Jaguar:
I felt like an idiot.
Everything had turned out completely differently from what I had assumed.
Now I was standing before her like the guilty one.
There was so much anger in her eyes.
She wouldn’t even let me get close for a second.
"I can’t believe this," Verity continued, taking deep breaths as she began to hyperventilate.
"Listen, no. I would never shame you like that." I pointed to my chest and stepped toward her, but she once again motioned for me to stay back.
In the back of my mind, one thought kept repeating.
She had been bitten by something, and instead of asking if she was okay, I immediately assumed she had done something wrong.
Now she was looking at me as though I were accusing her of being a slut.
To be honest, I was guilty.
Not of slut-shaming her, but of not stopping Mrs. Scarlett when she made those remarks about Verity.
And it hadn’t happened just once.
It had happened before.
Whenever clients saw Verity, they would look her up and down.
Then they would tell others they thought she was only in this position because of her looks and her body.
Everyone saw her as someone seductive.
Her body had been heavily sexualized by everyone.
So I could understand where she was coming from.
But at the same time, I just didn’t understand how I could have defended her.
I wouldn’t want anyone to think we were in a relationship or that we had feelings for each other.
Not only was I cheating on my ex, but I was also back with her.
And if Gigi found out, she would be furious.
So I had to be very careful.
I wanted to care for Verity, but not in the public eye.
I didn’t want her to put me in a position where I had to choose between her and Gigi or risk upsetting Gigi.
"You know what, Mr. Jaguar?" Verity finally snapped me out of my thoughts.
The way she spoke made it sound as though everything was over.
"I don’t want you interfering in my life anymore," she said, gesturing toward me. "Back there, that woman was accusing me of bringing men home. One of those men is you. You’re the one who visits me the most," she clarified.
"And if you can’t defend me, then you’re not welcome here anymore. In fact, you’re not welcome at all. Because thanks to you, today’s conversation made me realize I wouldn’t want Roman to feel insecure. So from now on, there will be no contact between you and me."
Her stern voice and the boundary she set because of my own stupid actions shattered me.
I didn’t want that.
Of course I wanted to keep visiting. I wanted to keep pursuing her.

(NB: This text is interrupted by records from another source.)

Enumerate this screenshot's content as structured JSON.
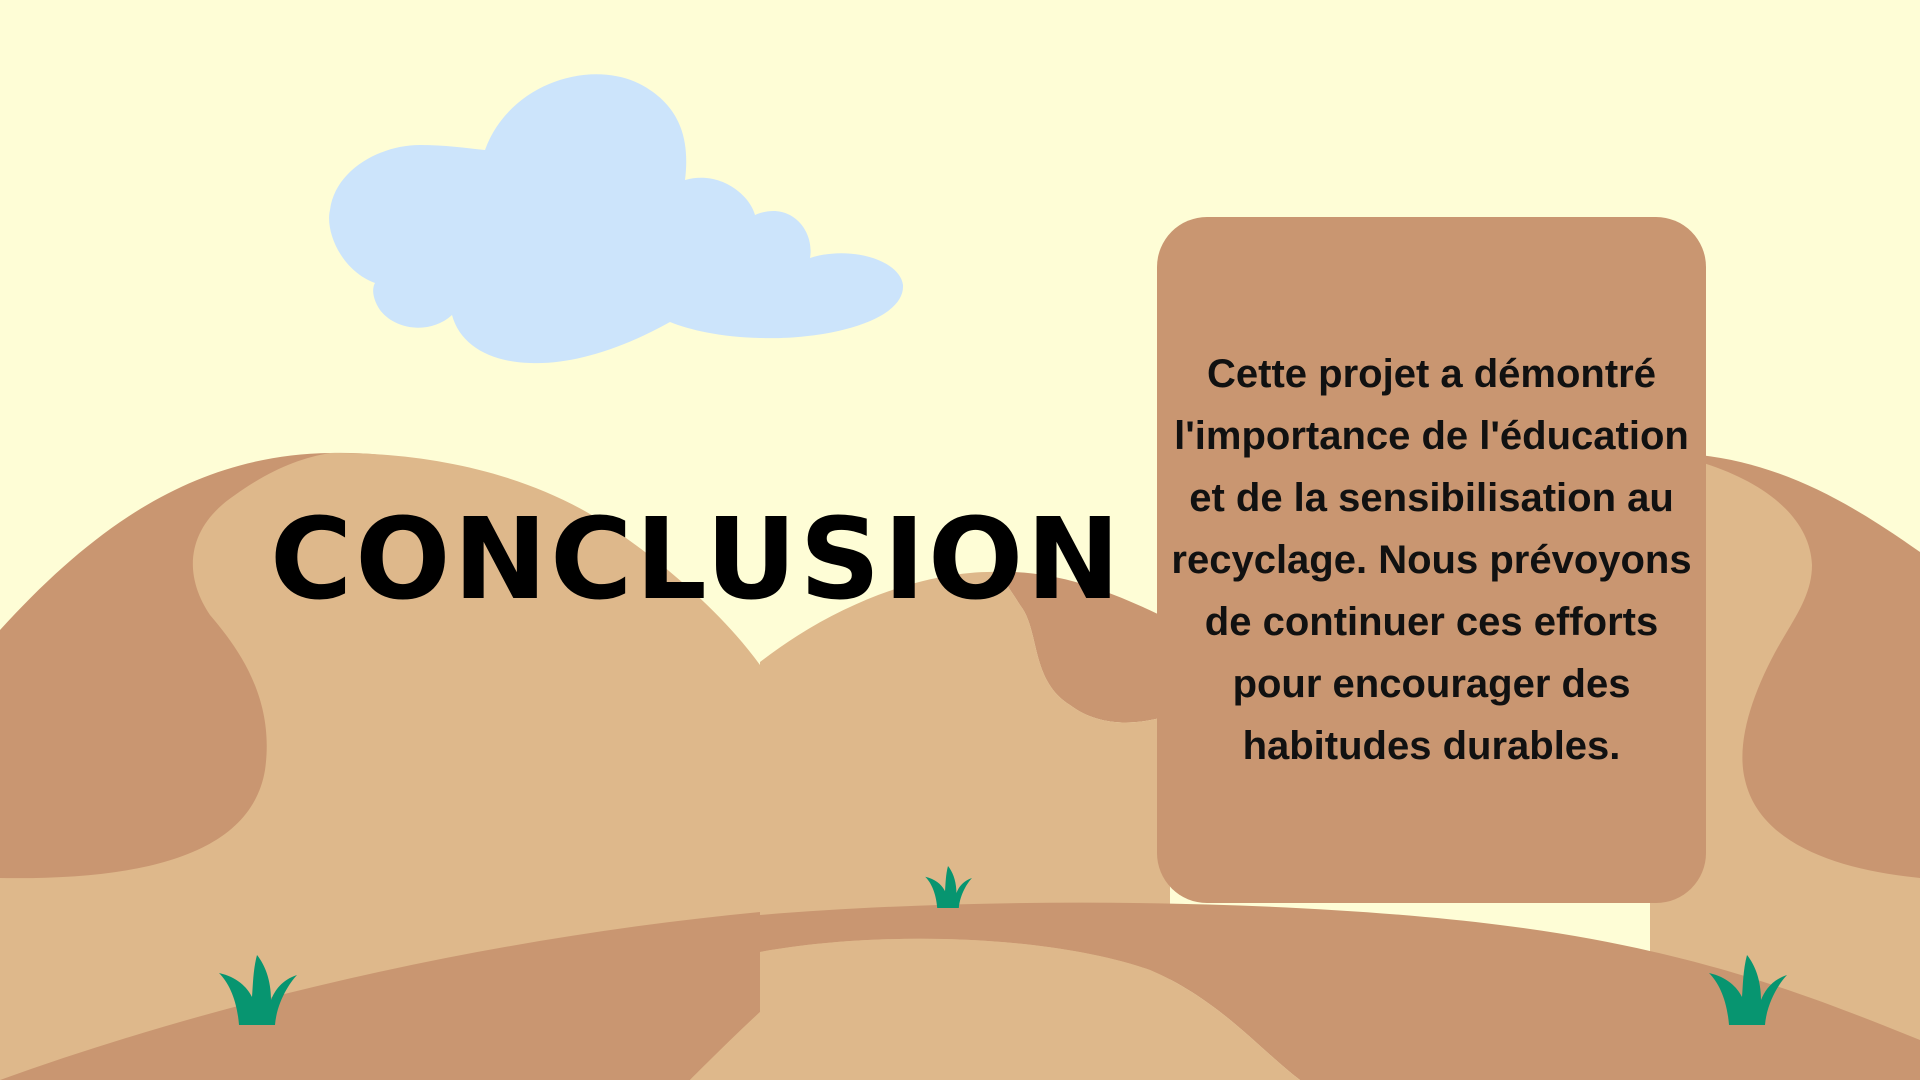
{
  "slide": {
    "title": "CONCLUSION",
    "body": "Cette projet a démontré l'importance de l'éducation et de la sensibilisation au recyclage. Nous prévoyons de continuer ces efforts pour encourager des habitudes durables."
  },
  "colors": {
    "sky": "#fefdd6",
    "cloud": "#cce4fb",
    "sand_light": "#deb88b",
    "sand_dark": "#c99671",
    "grass": "#079570",
    "title_text": "#000000",
    "card": "#c99671"
  },
  "icons": [
    "cloud-icon",
    "grass-tuft-icon"
  ]
}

But now, because of me, she had realized all of this had gone too far.
"You’re taking it all the wrong way," I said, trying to approach her again.
But once again, she shoved her palm in my face.
"Stay away from me. Keep your distance," she warned.
Then she turned around and walked away, leaving me standing there.
Part of me wanted to let her go so all of this stress would finally be over.
The secrecy and hiding everything from Gigi had been filling me with guilt.